The corruption of the crimes and assaults were fascinating to unearth and I didn’t want to put the book down after about page 230. I thought it really was unique with its use of the abandoned mining shaft, Jared and Becca’s pasts and the way things were connected. Still, though there was so much in the book that spoke of the truth about the situation for fostered kids, or kids who hare underprivileged in general and you can tell that Kot knows what she’s talking about and it’s appreciated in this day and age. So while the book was great and fun, it also made you remember how things still need improving in society.
As far as issues go, I think I was only bothered by what I perceived to be loose threads at the end, I wanted a couple of things to be tied up, it almost felt anticlimactic.
However, there were other aspects of the ending I really appreciated, such as Becca’s life where it stands at the end of the book, and obviously I can’t go into more because you know, spoilers, but suffice to say I thought a lot of things were realistic instead of being magically fixed and I really liked and appreciated that.
Overall 3.5 huge cups of coffee from me, I plan on lending this one out to all my friends. Definitely a great summer thriller read.
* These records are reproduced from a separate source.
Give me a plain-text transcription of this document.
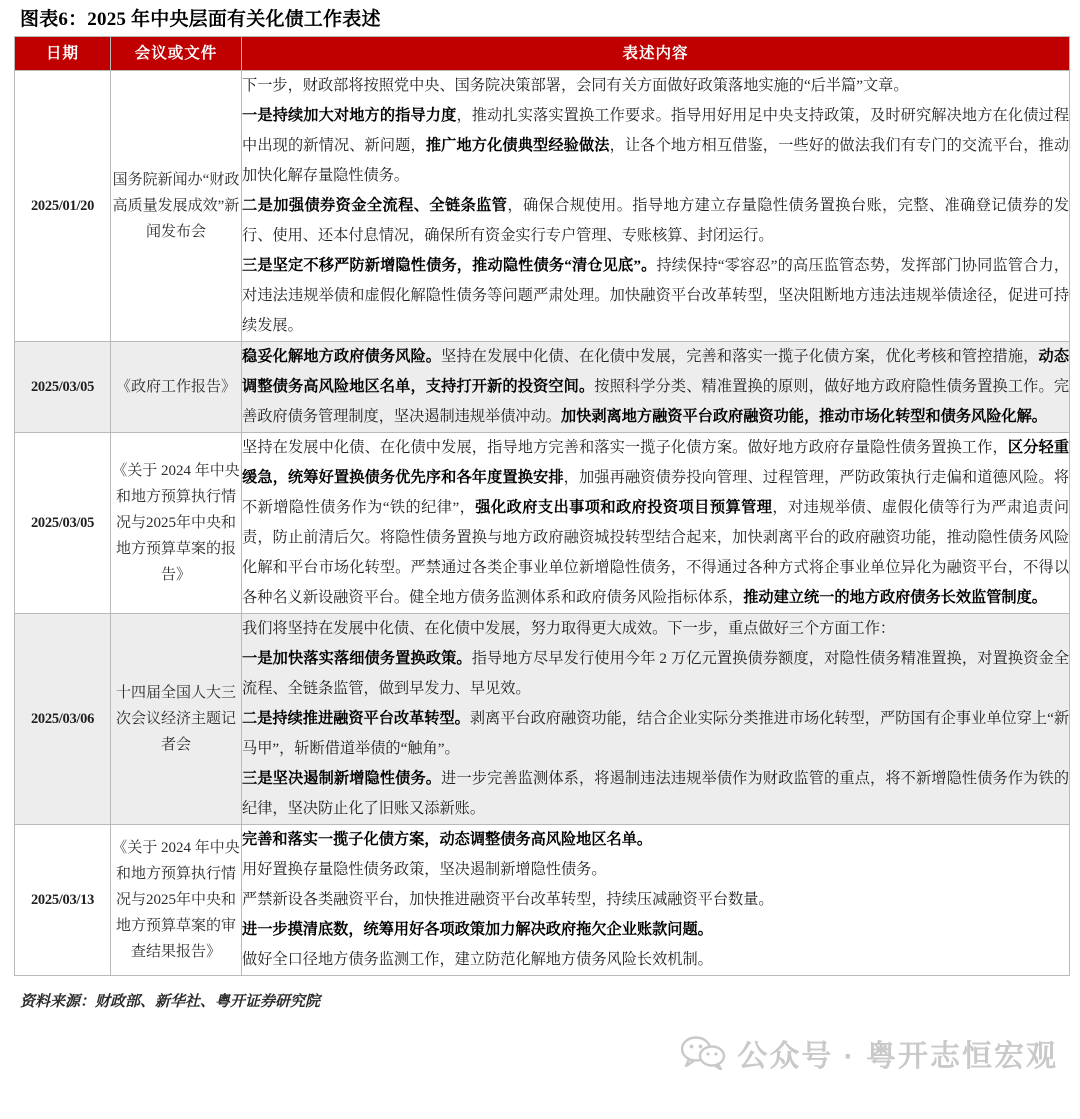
图表6：2025 年中央层面有关化债工作表述
日期	会议或文件	表述内容
2025/01/20	国务院新闻办“财政高质量发展成效”新闻发布会	下一步，财政部将按照党中央、国务院决策部署，会同有关方面做好政策落地实施的“后半篇”文章。

一是持续加大对地方的指导力度，推动扎实落实置换工作要求。指导用好用足中央支持政策，及时研究解决地方在化债过程中出现的新情况、新问题，推广地方化债典型经验做法，让各个地方相互借鉴，一些好的做法我们有专门的交流平台，推动加快化解存量隐性债务。

二是加强债券资金全流程、全链条监管，确保合规使用。指导地方建立存量隐性债务置换台账，完整、准确登记债券的发行、使用、还本付息情况，确保所有资金实行专户管理、专账核算、封闭运行。

三是坚定不移严防新增隐性债务，推动隐性债务“清仓见底”。持续保持“零容忍”的高压监管态势，发挥部门协同监管合力，对违法违规举债和虚假化解隐性债务等问题严肃处理。加快融资平台改革转型，坚决阻断地方违法违规举债途径，促进可持续发展。

2025/03/05	《政府工作报告》	稳妥化解地方政府债务风险。坚持在发展中化债、在化债中发展，完善和落实一揽子化债方案，优化考核和管控措施，动态调整债务高风险地区名单，支持打开新的投资空间。按照科学分类、精准置换的原则，做好地方政府隐性债务置换工作。完善政府债务管理制度，坚决遏制违规举债冲动。加快剥离地方融资平台政府融资功能，推动市场化转型和债务风险化解。

2025/03/05	《关于 2024 年中央和地方预算执行情况与2025年中央和地方预算草案的报告》	坚持在发展中化债、在化债中发展，指导地方完善和落实一揽子化债方案。做好地方政府存量隐性债务置换工作，区分轻重缓急，统筹好置换债务优先序和各年度置换安排，加强再融资债券投向管理、过程管理，严防政策执行走偏和道德风险。将不新增隐性债务作为“铁的纪律”，强化政府支出事项和政府投资项目预算管理，对违规举债、虚假化债等行为严肃追责问责，防止前清后欠。将隐性债务置换与地方政府融资城投转型结合起来，加快剥离平台的政府融资功能，推动隐性债务风险化解和平台市场化转型。严禁通过各类企事业单位新增隐性债务，不得通过各种方式将企事业单位异化为融资平台，不得以各种名义新设融资平台。健全地方债务监测体系和政府债务风险指标体系，推动建立统一的地方政府债务长效监管制度。

2025/03/06	十四届全国人大三次会议经济主题记者会	我们将坚持在发展中化债、在化债中发展，努力取得更大成效。下一步，重点做好三个方面工作：

一是加快落实落细债务置换政策。指导地方尽早发行使用今年 2 万亿元置换债券额度，对隐性债务精准置换，对置换资金全流程、全链条监管，做到早发力、早见效。

二是持续推进融资平台改革转型。剥离平台政府融资功能，结合企业实际分类推进市场化转型，严防国有企事业单位穿上“新马甲”，斩断借道举债的“触角”。

三是坚决遏制新增隐性债务。进一步完善监测体系，将遏制违法违规举债作为财政监管的重点，将不新增隐性债务作为铁的纪律，坚决防止化了旧账又添新账。

2025/03/13	《关于 2024 年中央和地方预算执行情况与2025年中央和地方预算草案的审查结果报告》	完善和落实一揽子化债方案，动态调整债务高风险地区名单。

用好置换存量隐性债务政策，坚决遏制新增隐性债务。

严禁新设各类融资平台，加快推进融资平台改革转型，持续压减融资平台数量。

进一步摸清底数，统筹用好各项政策加力解决政府拖欠企业账款问题。

做好全口径地方债务监测工作，建立防范化解地方债务风险长效机制。

资料来源：财政部、新华社、粤开证券研究院
公众号 · 粤开志恒宏观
Thanks to Anne Cater from Random Things Tours and Simon & Schuster for a copy of the book in exchange for my honest review.
About the Author
Danuta Kot grew up with stories. For many years, she worked with young people in Yorkshire who were growing up in the aftermath of sudden industrial decline. She uses this background in her books to explore some of the issues that confront moder, urban society: poverty, alienation and social break down, using the contexts of the modern crime novel. She had previously written under the names, Danuta Reah and Carla Banks. Danute was also a former char of the Crimer Writers’ Association.